I've been looking for a good replacement for my Xperia Z3 tablet compact which is always low on storage and this is it - the Huawei Mediapad M3.
Like smartphones, tablets should also be in the 16:9 format which is a lot easier to carry and handle than the clumsy 4:3 old fashioned "fat" format. I never had any problems using a 16:9 tablet reading books and browsing the Internet.
It's a pity that some makers abandoned the good 16:9 for the awkward handling 4:3 in tablets, leaving users with little or no choice.

Krill Siluroid

February 16, 2017, 7:13 pm

I bought an M3 recently and I don't want other readers to be misled by the reviewer. 16:9 is the right ratio for this device to play all media. I also use this as my E-reader and never even thought once about the ratio and only reviewers concern themselves with that anyway to find content for their articles. I had a Samsung 10 inch tablet that bricked with an update and decided to go with this and am very happy. The colors are vibrant and lush and the screen sharpness is a big upgrade from my Samsung. In terms of value I give the nod to Huawei, this is a powerful device with the powerful CPU, 4 GB Ram, 64 GB Ram SD Card space and I have a Data Sim in it as well and runs fast.
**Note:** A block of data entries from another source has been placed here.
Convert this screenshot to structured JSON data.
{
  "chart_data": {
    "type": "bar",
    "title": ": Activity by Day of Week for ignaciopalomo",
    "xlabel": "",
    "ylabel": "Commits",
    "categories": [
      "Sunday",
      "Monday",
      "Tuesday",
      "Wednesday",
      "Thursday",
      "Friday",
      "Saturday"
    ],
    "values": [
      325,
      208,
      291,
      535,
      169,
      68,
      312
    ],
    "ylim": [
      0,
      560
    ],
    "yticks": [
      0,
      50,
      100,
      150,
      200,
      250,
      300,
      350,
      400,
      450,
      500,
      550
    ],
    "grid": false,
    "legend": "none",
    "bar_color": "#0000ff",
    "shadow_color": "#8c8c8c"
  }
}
I also received the pair of AKG headphones with this and combined with the high quality DAC the audio is superior to most phones and all tablets I looked at in this size. So yes, if you stream high quality signal music or listen to downloaded files you can do this on the M3. You have have all media types covered in one device.


March 27, 2017, 4:06 pm

Totally agree

Louis Browne

April 28, 2017, 10:43 am

I agree with you about manageability when holding a 4:3, but it all comes down to, what your mainly using it for. Personally I'm torn between the M3 and new Asus Zenpad lte. Both have great sounding speakers but I'm a artist and the pressure sensitive active stylus you can get for the Zenpad is a massive plus for me which also makes the ratio more idea.